The National Counterterrorism Center has been compiling worldwide deaths of private U.S. citizens due to terrorism since 2005. Terrorism is defined as “premeditated, politically motivated violence, perpetrated against noncombatant targets by subnational groups or clandestine agents.”

In 2010 (the latest report), 15 Americans were killed in terrorist attacks; nine died in 2009; 33 in 2008; 17 in 2007; 28 in 2006; and 56 in 2005. The vast majority of private U.S. citizens killed in terrorist attacks died in the war zone countries of Iraq and Afghanistan. So the sad tally of Americans killed by terrorists around the world since 2005 comes to a total of 158, yielding an annual rate 16 Americans killed by terrorists outside of the borders of the United States.

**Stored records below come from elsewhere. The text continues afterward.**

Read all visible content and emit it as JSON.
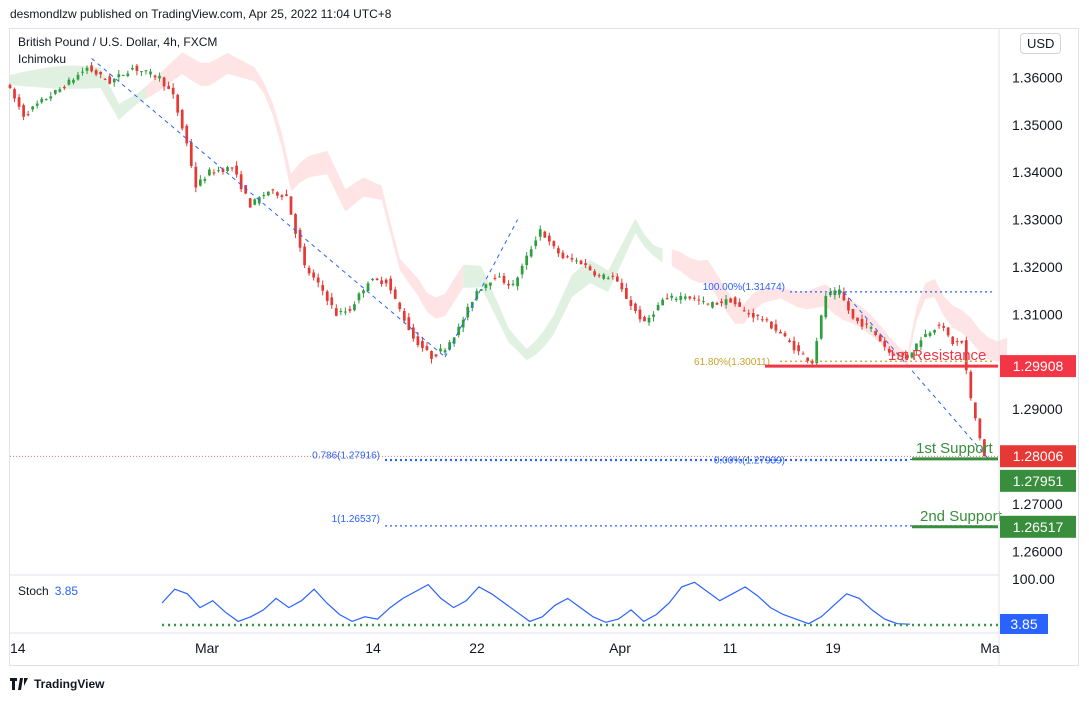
{
  "header": {
    "publisher_line": "desmondlzw published on TradingView.com, Apr 25, 2022 11:04 UTC+8"
  },
  "symbol": {
    "title": "British Pound / U.S. Dollar, 4h, FXCM",
    "indicator": "Ichimoku"
  },
  "currency_button": "USD",
  "footer": {
    "brand": "TradingView"
  },
  "colors": {
    "up": "#26a69a",
    "down": "#ef5350",
    "green_candle": "#2e9e3f",
    "red_candle": "#e53935",
    "resistance": "#f23645",
    "support": "#388e3c",
    "fib": "#2962ff",
    "fib_61": "#c9a227",
    "cloud_bull": "#c8e6c9",
    "cloud_bear": "#ffcdd2"
  },
  "chart_data": {
    "type": "candlestick",
    "title": "British Pound / U.S. Dollar, 4h, FXCM",
    "ylim": [
      1.255,
      1.37
    ],
    "y_ticks": [
      "1.36000",
      "1.35000",
      "1.34000",
      "1.33000",
      "1.32000",
      "1.31000",
      "1.29000",
      "1.27000",
      "1.26000"
    ],
    "x_ticks": [
      "14",
      "Mar",
      "14",
      "22",
      "Apr",
      "11",
      "19",
      "Ma"
    ],
    "price_path": [
      [
        0,
        1.359
      ],
      [
        4,
        1.352
      ],
      [
        8,
        1.355
      ],
      [
        12,
        1.3575
      ],
      [
        18,
        1.362
      ],
      [
        23,
        1.359
      ],
      [
        28,
        1.362
      ],
      [
        34,
        1.36
      ],
      [
        37,
        1.356
      ],
      [
        40,
        1.346
      ],
      [
        42,
        1.337
      ],
      [
        45,
        1.34
      ],
      [
        50,
        1.341
      ],
      [
        54,
        1.333
      ],
      [
        58,
        1.336
      ],
      [
        62,
        1.335
      ],
      [
        66,
        1.32
      ],
      [
        70,
        1.315
      ],
      [
        73,
        1.31
      ],
      [
        76,
        1.311
      ],
      [
        80,
        1.317
      ],
      [
        84,
        1.317
      ],
      [
        87,
        1.311
      ],
      [
        90,
        1.305
      ],
      [
        94,
        1.301
      ],
      [
        97,
        1.303
      ],
      [
        100,
        1.307
      ],
      [
        104,
        1.315
      ],
      [
        108,
        1.318
      ],
      [
        112,
        1.316
      ],
      [
        114,
        1.32
      ],
      [
        118,
        1.328
      ],
      [
        120,
        1.325
      ],
      [
        123,
        1.322
      ],
      [
        127,
        1.321
      ],
      [
        131,
        1.318
      ],
      [
        134,
        1.318
      ],
      [
        138,
        1.312
      ],
      [
        141,
        1.308
      ],
      [
        145,
        1.313
      ],
      [
        150,
        1.314
      ],
      [
        155,
        1.312
      ],
      [
        160,
        1.313
      ],
      [
        163,
        1.3105
      ],
      [
        167,
        1.309
      ],
      [
        171,
        1.306
      ],
      [
        175,
        1.302
      ],
      [
        178,
        1.3
      ],
      [
        181,
        1.314
      ],
      [
        184,
        1.3147
      ],
      [
        187,
        1.309
      ],
      [
        191,
        1.307
      ],
      [
        195,
        1.302
      ],
      [
        199,
        1.301
      ],
      [
        202,
        1.305
      ],
      [
        206,
        1.308
      ],
      [
        209,
        1.304
      ],
      [
        211,
        1.304
      ],
      [
        213,
        1.292
      ],
      [
        216,
        1.28
      ]
    ],
    "fib_levels": [
      {
        "label": "100.00%(1.31474)",
        "value": 1.31474
      },
      {
        "label": "61.80%(1.30011)",
        "value": 1.30011
      },
      {
        "label": "0.00%(1.27939)",
        "value": 1.27939
      },
      {
        "label": "0.786(1.27916)",
        "value": 1.27916
      },
      {
        "label": "1(1.26537)",
        "value": 1.26537
      }
    ],
    "levels": [
      {
        "name": "1st Resistance",
        "value": 1.29908,
        "badge": "1.29908",
        "kind": "resistance"
      },
      {
        "name": "1st Support",
        "value": 1.27951,
        "badge": "1.27951",
        "kind": "support"
      },
      {
        "name": "2nd Support",
        "value": 1.26517,
        "badge": "1.26517",
        "kind": "support"
      }
    ],
    "last_price": {
      "value": 1.28006,
      "badge": "1.28006"
    },
    "stochastic": {
      "label": "Stoch",
      "value": "3.85",
      "axis_label": "100.00",
      "series": [
        50,
        80,
        70,
        40,
        55,
        30,
        10,
        20,
        35,
        60,
        40,
        55,
        80,
        50,
        25,
        10,
        20,
        15,
        40,
        60,
        75,
        90,
        60,
        40,
        55,
        85,
        70,
        50,
        30,
        10,
        20,
        45,
        60,
        40,
        20,
        8,
        15,
        35,
        10,
        25,
        50,
        85,
        95,
        75,
        55,
        70,
        85,
        65,
        40,
        25,
        15,
        5,
        20,
        45,
        70,
        60,
        35,
        15,
        5,
        4
      ]
    }
  }
}
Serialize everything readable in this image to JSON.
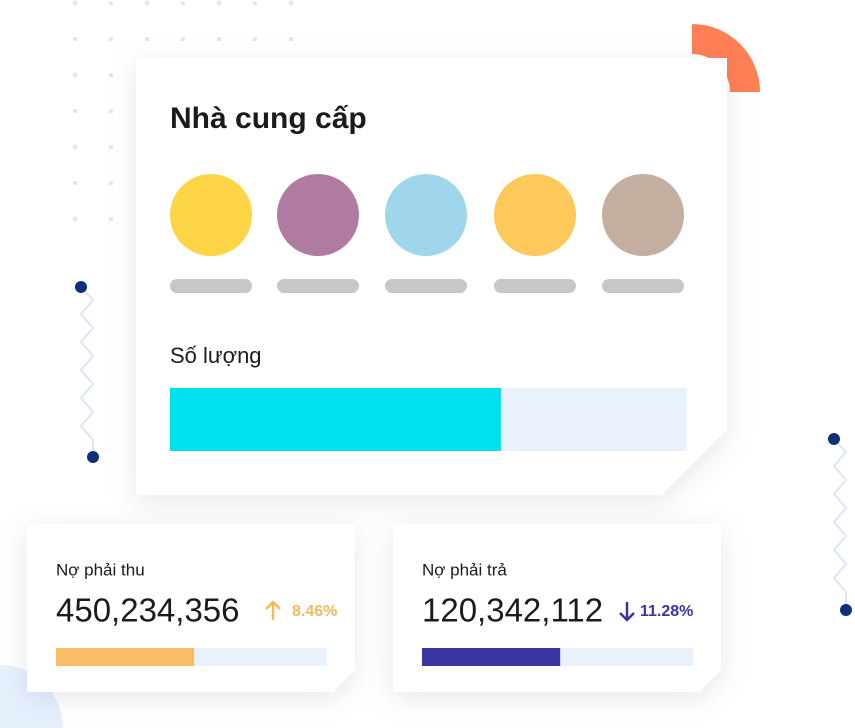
{
  "supplier_card": {
    "title": "Nhà cung cấp",
    "quantity_label": "Số lượng",
    "quantity_percent": 64
  },
  "receivable": {
    "label": "Nợ phải thu",
    "amount": "450,234,356",
    "change": "8.46%",
    "progress_percent": 51
  },
  "payable": {
    "label": "Nợ phải trả",
    "amount": "120,342,112",
    "change": "11.28%",
    "progress_percent": 51
  }
}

The FBI has had a history of

The FBI has had a history of complicity in both domestic and international terrorism, both before and after 9/11. One example - probably well known to regular readers of this site, was the attack on the World Trade Center, February 26, 1993.

quote:

Michael Chertoff was the US Attorney appointed by HW Bush and retained by Bill Clinton for New Jersey from 1990-1994. As US Attorney for New Jersey Chertoff was deeply involved with the 1993 WTC bombing sting operation using FBI monitoring of the Abdel Rahman and Salem’s recruited cell members at the Al Salaam mosque in Jersey City. The US Attorney from New York who worked with Chertoff to prosecute the 1993 WTC bombing case was Patrick Fitzgerald. Fitzgerald is also conducting the federal grand jury investigating the illegal outing of CIA agent Valerie Plame, the wife of Ambassador Wilson who investigated claims of uranium acquisition by Iraq. Chertoff and Fitzgerald were fully aware of the statements made by prosecutors admitting that the FBI intentionally had provided the safe house for Salem terrorist recruits.

Boston Stories

Thanks for this roundup, Kevin. The latest Boston news including the absurd incomplete articles on infowars forget to mention that the Tsarnaev brothers had nothing to do with the smoke bombs, so it was actually irrelevant that they or just Tamerlan were linked to terrorism. So just a red herring. It's also good to say the truth about Sandy Hook as well, that detailed research reported on memoryholeblog.com reveals it was a hoax. Journalists are failing lately on all sides of the political arena and labeling terrorists to distract from government-greed-security-industry-drills and false flags. As we don't manufacture anything anymore war and security are bolstering the economy and providing employment.

Adding this corker with Bob Graham, and Fox disinfo staff dissing 9/11 truthers.

http://video.foxbusiness.com/v/2947288357001/why-were-portions-of-congressional-report-on-911-kept-secret/?intcmp=obnetwork

Who's being protected here? More "al Qaeda" operatives? ;);)

What is very telling, is the weird, almost paranoid attitude of the Fox presenter just prior to the Bob Graham interview - she goes to great pains to distance herself from what she calls "9/11 conspiracy theory nonsense". That, in itself, tends to point out that the show's director is aware of the reality of 9/11 - hence the totally forced, and entirely unnecessary, introduction! . Why did she have to do that? Was she expecting Sen. Graham to drop a bombshell or something? In a way, he did! And... he referred to other 9/11 "co-conspirators".

If there was official Saudi involvement re. some aspect of the operation, then that points to likely cooperation between them and elements within the US. In law, "Accessory before (or after) the fact" is equal to perpetrating the crime.

The great boulder laying in the road between 9/11 and justice, remains the corporate media.